In May 1925 she exhibited a painting at the II Mostra Internazionale dell'Acquerello at the Palazzo della Permanente, Milan, listed as "Maria Pollitt Morrison". Her former teacher Spenlove-Spenlove exhibited in the same show. In the following year "Mary Pollitt Morrison" exhibited a watercolour, La Chiesa (The Church) in the Open International Section (Mostra Internazionale) of the 15th Venice Biennale (Esposizione Internazionale d'Arte della Città di Venezia), and in early 1927 she exhibited three works at the Mostra primaverile (Spring Exhibition) at the Palazzo della Permanente, Milan, listed as "Mary Morrison Pollitt".

==Edinburgh career (1931–1954)==
Pollitt had a professional studio at 50 Queen Street, Edinburgh New Town, from at least 1935 to 1956. She was a Council member of the Scottish Society of Women Artists from at least 1936, re-elected in 1941, and was elected Professional Member of the Society of Scottish Artists in November 1938. Peter McEwan's Dictionary of Scottish Art and Architecture (1994) records 21 appearances at the Royal Scottish Academy, 17 at the Royal Scottish Society of Painters in Watercolour, 20 at the Royal Glasgow Institute of Fine Arts, five at the Aberdeen Artists' Society, and two at the Society of Women Artists, London.

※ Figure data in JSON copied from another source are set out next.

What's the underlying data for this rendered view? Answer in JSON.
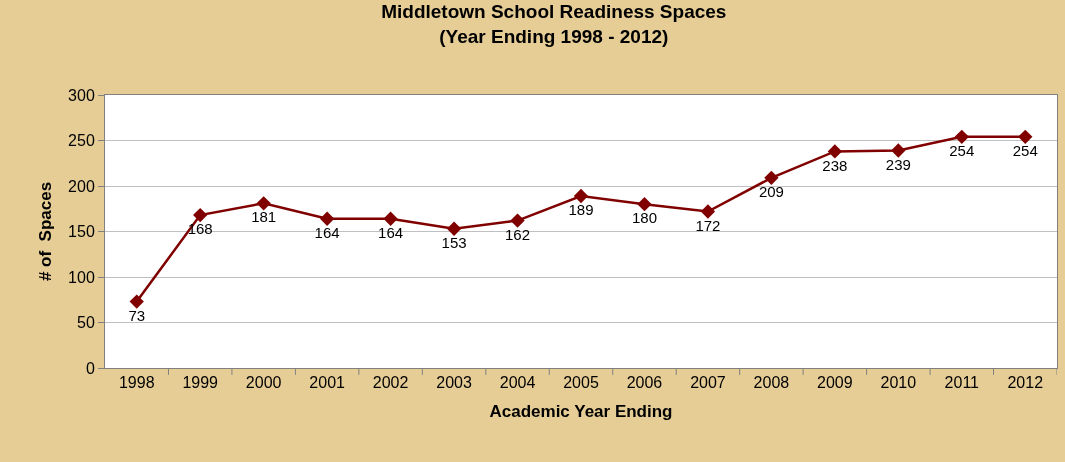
{
  "chart_data": {
    "type": "line",
    "title": "Middletown School Readiness Spaces",
    "subtitle": "(Year Ending 1998 - 2012)",
    "xlabel": "Academic Year Ending",
    "ylabel": "# of  Spaces",
    "categories": [
      "1998",
      "1999",
      "2000",
      "2001",
      "2002",
      "2003",
      "2004",
      "2005",
      "2006",
      "2007",
      "2008",
      "2009",
      "2010",
      "2011",
      "2012"
    ],
    "values": [
      73,
      168,
      181,
      164,
      164,
      153,
      162,
      189,
      180,
      172,
      209,
      238,
      239,
      254,
      254
    ],
    "color": "#800000",
    "ylim": [
      0,
      300
    ],
    "yticks": [
      0,
      50,
      100,
      150,
      200,
      250,
      300
    ],
    "grid": "y",
    "marker": "diamond",
    "line_style": "solid",
    "data_labels": true
  }
}
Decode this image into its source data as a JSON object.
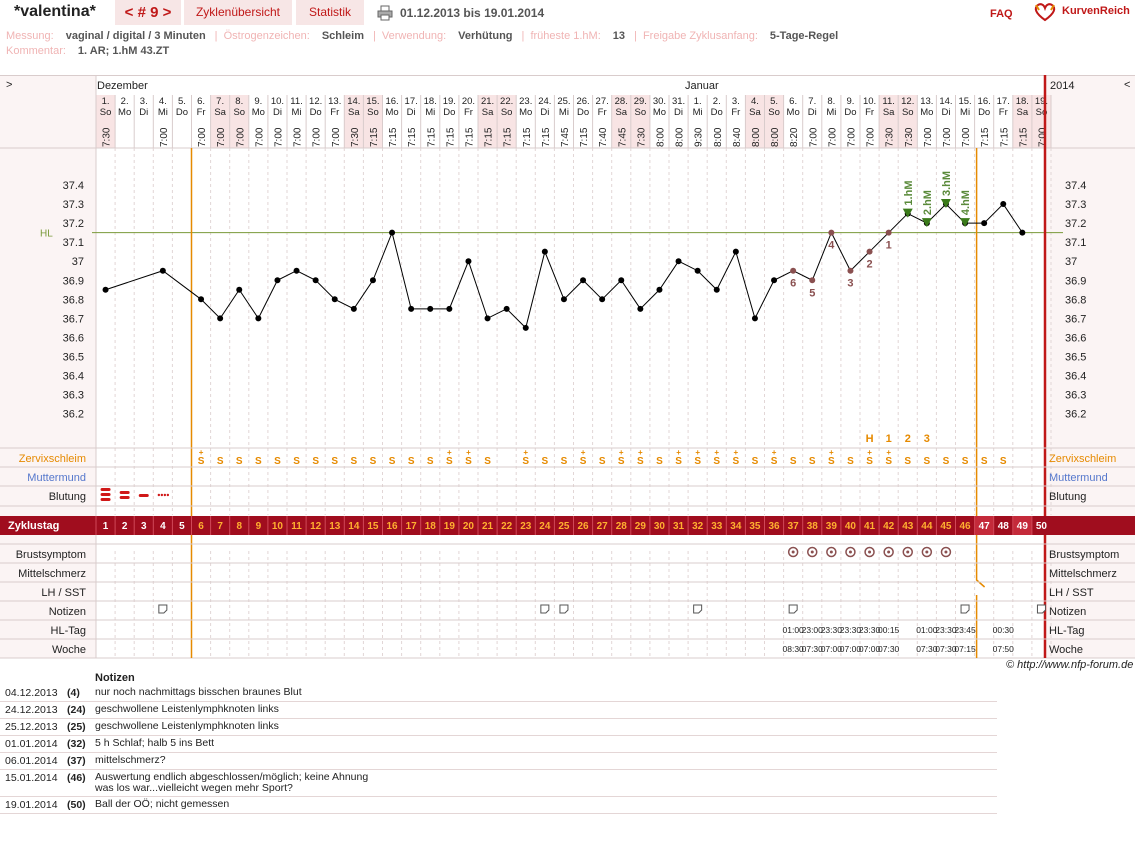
{
  "header": {
    "app_name": "*valentina*",
    "cycle_nav": "< # 9 >",
    "tab_overview": "Zyklenübersicht",
    "tab_stats": "Statistik",
    "date_range": "01.12.2013 bis 19.01.2014",
    "faq": "FAQ",
    "brand": "KurvenReich",
    "print_icon": "printer-icon",
    "logo_icon": "heart-logo-icon"
  },
  "meta": {
    "messung_label": "Messung:",
    "messung": "vaginal / digital / 3 Minuten",
    "oestrogen_label": "Östrogenzeichen:",
    "oestrogen": "Schleim",
    "verwendung_label": "Verwendung:",
    "verwendung": "Verhütung",
    "hm_label": "früheste 1.hM:",
    "hm": "13",
    "freigabe_label": "Freigabe Zyklusanfang:",
    "freigabe": "5-Tage-Regel",
    "kommentar_label": "Kommentar:",
    "kommentar": "1. AR; 1.hM 43.ZT"
  },
  "chart": {
    "left_arrow": ">",
    "right_arrow": "<",
    "month_dec": "Dezember",
    "month_jan": "Januar",
    "year": "2014",
    "hl_label": "HL",
    "days": [
      "1.",
      "2.",
      "3.",
      "4.",
      "5.",
      "6.",
      "7.",
      "8.",
      "9.",
      "10.",
      "11.",
      "12.",
      "13.",
      "14.",
      "15.",
      "16.",
      "17.",
      "18.",
      "19.",
      "20.",
      "21.",
      "22.",
      "23.",
      "24.",
      "25.",
      "26.",
      "27.",
      "28.",
      "29.",
      "30.",
      "31.",
      "1.",
      "2.",
      "3.",
      "4.",
      "5.",
      "6.",
      "7.",
      "8.",
      "9.",
      "10.",
      "11.",
      "12.",
      "13.",
      "14.",
      "15.",
      "16.",
      "17.",
      "18.",
      "19."
    ],
    "weekdays": [
      "So",
      "Mo",
      "Di",
      "Mi",
      "Do",
      "Fr",
      "Sa",
      "So",
      "Mo",
      "Di",
      "Mi",
      "Do",
      "Fr",
      "Sa",
      "So",
      "Mo",
      "Di",
      "Mi",
      "Do",
      "Fr",
      "Sa",
      "So",
      "Mo",
      "Di",
      "Mi",
      "Do",
      "Fr",
      "Sa",
      "So",
      "Mo",
      "Di",
      "Mi",
      "Do",
      "Fr",
      "Sa",
      "So",
      "Mo",
      "Di",
      "Mi",
      "Do",
      "Fr",
      "Sa",
      "So",
      "Mo",
      "Di",
      "Mi",
      "Do",
      "Fr",
      "Sa",
      "So"
    ],
    "times": [
      "7:30",
      "",
      "",
      "7:00",
      "",
      "7:00",
      "7:00",
      "7:00",
      "7:00",
      "7:00",
      "7:00",
      "7:00",
      "7:00",
      "7:30",
      "7:15",
      "7:15",
      "7:15",
      "7:15",
      "7:15",
      "7:15",
      "7:15",
      "7:15",
      "7:15",
      "7:15",
      "7:45",
      "7:15",
      "7:40",
      "7:45",
      "7:30",
      "8:00",
      "8:00",
      "9:30",
      "8:00",
      "8:40",
      "8:00",
      "8:00",
      "8:20",
      "7:00",
      "7:00",
      "7:00",
      "7:00",
      "7:30",
      "7:30",
      "7:00",
      "7:00",
      "7:00",
      "7:15",
      "7:15",
      "7:15",
      "7:00"
    ],
    "temps": [
      36.85,
      null,
      null,
      36.95,
      null,
      36.8,
      36.7,
      36.85,
      36.7,
      36.9,
      36.95,
      36.9,
      36.8,
      36.75,
      36.9,
      37.15,
      36.75,
      36.75,
      36.75,
      37.0,
      36.7,
      36.75,
      36.65,
      37.05,
      36.8,
      36.9,
      36.8,
      36.9,
      36.75,
      36.85,
      37.0,
      36.95,
      36.85,
      37.05,
      36.7,
      36.9,
      36.95,
      36.9,
      37.15,
      36.95,
      37.05,
      37.15,
      37.25,
      37.2,
      37.3,
      37.2,
      37.2,
      37.3,
      37.15,
      null
    ],
    "y_ticks": [
      "37.4",
      "37.3",
      "37.2",
      "37.1",
      "37",
      "36.9",
      "36.8",
      "36.7",
      "36.6",
      "36.5",
      "36.4",
      "36.3",
      "36.2"
    ],
    "hl_value": 37.15,
    "low_numbers": [
      {
        "day": 37,
        "label": "6"
      },
      {
        "day": 38,
        "label": "5"
      },
      {
        "day": 39,
        "label": "4"
      },
      {
        "day": 40,
        "label": "3"
      },
      {
        "day": 41,
        "label": "2"
      },
      {
        "day": 42,
        "label": "1"
      }
    ],
    "high_labels": [
      {
        "day": 43,
        "label": "1.hM"
      },
      {
        "day": 44,
        "label": "2.hM"
      },
      {
        "day": 45,
        "label": "3.hM"
      },
      {
        "day": 46,
        "label": "4.hM"
      }
    ],
    "hcount": [
      {
        "day": 41,
        "label": "H"
      },
      {
        "day": 42,
        "label": "1"
      },
      {
        "day": 43,
        "label": "2"
      },
      {
        "day": 44,
        "label": "3"
      }
    ],
    "mucus": [
      "",
      "",
      "",
      "",
      "",
      "S+",
      "S",
      "S",
      "S",
      "S",
      "S",
      "S",
      "S",
      "S",
      "S",
      "S",
      "S",
      "S",
      "S+",
      "S+",
      "S",
      "",
      "S+",
      "S",
      "S",
      "S+",
      "S",
      "S+",
      "S+",
      "S",
      "S+",
      "S+",
      "S+",
      "S+",
      "S",
      "S+",
      "S",
      "S",
      "S+",
      "S",
      "S+",
      "S+",
      "S",
      "S",
      "S",
      "S",
      "S",
      "S",
      "",
      ""
    ],
    "bleeding": [
      3,
      2,
      1,
      0.5,
      0
    ],
    "row_labels": {
      "zervix": "Zervixschleim",
      "muttermund": "Muttermund",
      "blutung": "Blutung",
      "zyklustag": "Zyklustag",
      "brust": "Brustsymptom",
      "mittel": "Mittelschmerz",
      "lh": "LH / SST",
      "notizen": "Notizen",
      "hltag": "HL-Tag",
      "woche": "Woche"
    },
    "brust_days": [
      37,
      38,
      39,
      40,
      41,
      42,
      43,
      44,
      45
    ],
    "note_days": [
      4,
      24,
      25,
      32,
      37,
      46,
      50
    ],
    "hltag": [
      {
        "day": 37,
        "label": "01:00"
      },
      {
        "day": 38,
        "label": "23:00"
      },
      {
        "day": 39,
        "label": "23:30"
      },
      {
        "day": 40,
        "label": "23:30"
      },
      {
        "day": 41,
        "label": "23:30"
      },
      {
        "day": 42,
        "label": "00:15"
      },
      {
        "day": 44,
        "label": "01:00"
      },
      {
        "day": 45,
        "label": "23:30"
      },
      {
        "day": 46,
        "label": "23:45"
      },
      {
        "day": 48,
        "label": "00:30"
      }
    ],
    "woche": [
      {
        "day": 37,
        "label": "08:30"
      },
      {
        "day": 38,
        "label": "07:30"
      },
      {
        "day": 39,
        "label": "07:00"
      },
      {
        "day": 40,
        "label": "07:00"
      },
      {
        "day": 41,
        "label": "07:00"
      },
      {
        "day": 42,
        "label": "07:30"
      },
      {
        "day": 44,
        "label": "07:30"
      },
      {
        "day": 45,
        "label": "07:30"
      },
      {
        "day": 46,
        "label": "07:15"
      },
      {
        "day": 48,
        "label": "07:50"
      }
    ]
  },
  "copyright": "© http://www.nfp-forum.de",
  "notes": {
    "header": "Notizen",
    "items": [
      {
        "date": "04.12.2013",
        "day": "(4)",
        "text": "nur noch nachmittags bisschen braunes Blut",
        "text2": ""
      },
      {
        "date": "24.12.2013",
        "day": "(24)",
        "text": "geschwollene Leistenlymphknoten links",
        "text2": ""
      },
      {
        "date": "25.12.2013",
        "day": "(25)",
        "text": "geschwollene Leistenlymphknoten links",
        "text2": ""
      },
      {
        "date": "01.01.2014",
        "day": "(32)",
        "text": "5 h Schlaf; halb 5 ins Bett",
        "text2": ""
      },
      {
        "date": "06.01.2014",
        "day": "(37)",
        "text": "mittelschmerz?",
        "text2": ""
      },
      {
        "date": "15.01.2014",
        "day": "(46)",
        "text": "Auswertung endlich abgeschlossen/möglich; keine Ahnung",
        "text2": "was los war...vielleicht wegen mehr Sport?"
      },
      {
        "date": "19.01.2014",
        "day": "(50)",
        "text": "Ball der OÖ; nicht gemessen",
        "text2": ""
      }
    ]
  }
}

Across her career, Pollitt had more than 90 documented exhibition appearances. At her 1934 appearance at the Outlook Club the reviewer noted her range and versatility across oils, watercolours, and crayon. Penguins, which appeared at her solo show at Walker's Galleries in 1938, sold at the 1940 SSWA. She exhibited Air Warden, a wartime figure subject, at the 1941 SSA. Old Houses, Honfleur sold at the 1944–45 RGI winter exhibition, in a show that included works by Laura Knight, Joan Eardley, and William MacTaggart. Her Elgin Cathedral interior at the 1945 RSW was praised as 'a refreshing change'.

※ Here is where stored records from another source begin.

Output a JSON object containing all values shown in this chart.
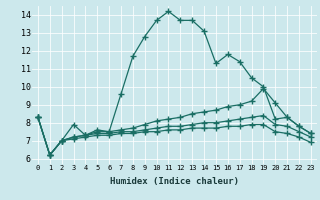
{
  "xlabel": "Humidex (Indice chaleur)",
  "background_color": "#cce8ec",
  "grid_color": "#b8d8dc",
  "line_color": "#1a6e64",
  "xlim": [
    -0.5,
    23.5
  ],
  "ylim": [
    5.7,
    14.5
  ],
  "xticks": [
    0,
    1,
    2,
    3,
    4,
    5,
    6,
    7,
    8,
    9,
    10,
    11,
    12,
    13,
    14,
    15,
    16,
    17,
    18,
    19,
    20,
    21,
    22,
    23
  ],
  "yticks": [
    6,
    7,
    8,
    9,
    10,
    11,
    12,
    13,
    14
  ],
  "series": [
    [
      8.3,
      6.2,
      7.0,
      7.9,
      7.3,
      7.6,
      7.5,
      9.6,
      11.7,
      12.8,
      13.7,
      14.2,
      13.7,
      13.7,
      13.1,
      11.3,
      11.8,
      11.4,
      10.5,
      10.0,
      8.2,
      8.3,
      7.8,
      7.4
    ],
    [
      8.3,
      6.2,
      7.0,
      7.2,
      7.3,
      7.5,
      7.5,
      7.6,
      7.7,
      7.9,
      8.1,
      8.2,
      8.3,
      8.5,
      8.6,
      8.7,
      8.9,
      9.0,
      9.2,
      9.9,
      9.1,
      8.3,
      7.8,
      7.4
    ],
    [
      8.3,
      6.2,
      7.0,
      7.2,
      7.3,
      7.4,
      7.4,
      7.5,
      7.5,
      7.6,
      7.7,
      7.8,
      7.8,
      7.9,
      8.0,
      8.0,
      8.1,
      8.2,
      8.3,
      8.4,
      7.9,
      7.8,
      7.5,
      7.2
    ],
    [
      8.3,
      6.2,
      7.0,
      7.1,
      7.2,
      7.3,
      7.3,
      7.4,
      7.4,
      7.5,
      7.5,
      7.6,
      7.6,
      7.7,
      7.7,
      7.7,
      7.8,
      7.8,
      7.9,
      7.9,
      7.5,
      7.4,
      7.2,
      6.9
    ]
  ]
}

From 5 to 18 May 1938, Pollitt held a solo commercial exhibition titled Morocco, Germany, France & Scotland at Walker's Galleries, 118 New Bond Street, London. The exhibition's reviewer described her as "a constant exhibitor at the leading galleries".

Other venues where Pollitt exhibited include the Edinburgh Outlook Club, where she was a regular exhibitor between 1932 and 1949, the Aberdeen Artists' Society, Paisley Art Institute, the Society of Women Artists, London, and a group exhibition with the Raeburn Studio Painters.

==Critical reception==
The 1926 Revue moderne des arts et de la vie described her as une paysagiste vivement sensible (a keenly sensitive landscape painter) with a wide vision, a true sense of colour, and a rare delicacy of nuance; her Venice watercolours were praised as full of depth and relief. In 1963, the Scottish poet and critic Sydney Goodsir Smith, reviewing the posthumous exhibition in The Scotsman, described Pollitt as painting "in the old-fashioned, traditional water-colour style of the last century", a characterisation he offered "simply descriptively and not at all disparagingly".

==Later life==
Pollitt's last known documented exhibition appearance was at the Royal Glasgow Institute Annual Exhibition in 1955.

A death register entry for Mary Ellen Pollitt, aged 89, records her death on 6 November 1962 at Currie, Midlothian.

==Posthumous exhibition==
A posthumous exhibition of 27 watercolours, described as "mostly landscape", was held at the Gateway Theatre Gallery, Edinburgh, opening in early February and running to 26 February 1963. Works were already selling by the time of Sydney Goodsir Smith's review in The Scotsman on 7 February.

==Sources==
- Baile de Laperrière, Charles (ed.). The Royal Scottish Academy Exhibitors 1826–1990. Calne: Hilmarton Manor Press, 1991. 4 vols.
- De Sabbata, Massimo. Art Exhibitions in Milan in the 1920s: From the Origins of the Twentieth Century to the First Trade Union Exhibitions (1920–1929). Turin/London/Venice/New York: Allemandi, 2013. ISBN 9788842221869.
- McEwan, Peter J. M. Dictionary of Scottish Art and Architecture. Woodbridge: Antique Collectors' Club, 1994. (Available at Internet Archive.)
- Walker's Monthly, May 1938: "Morocco and Elsewhere". National Art Library, Victoria and Albert Museum, London.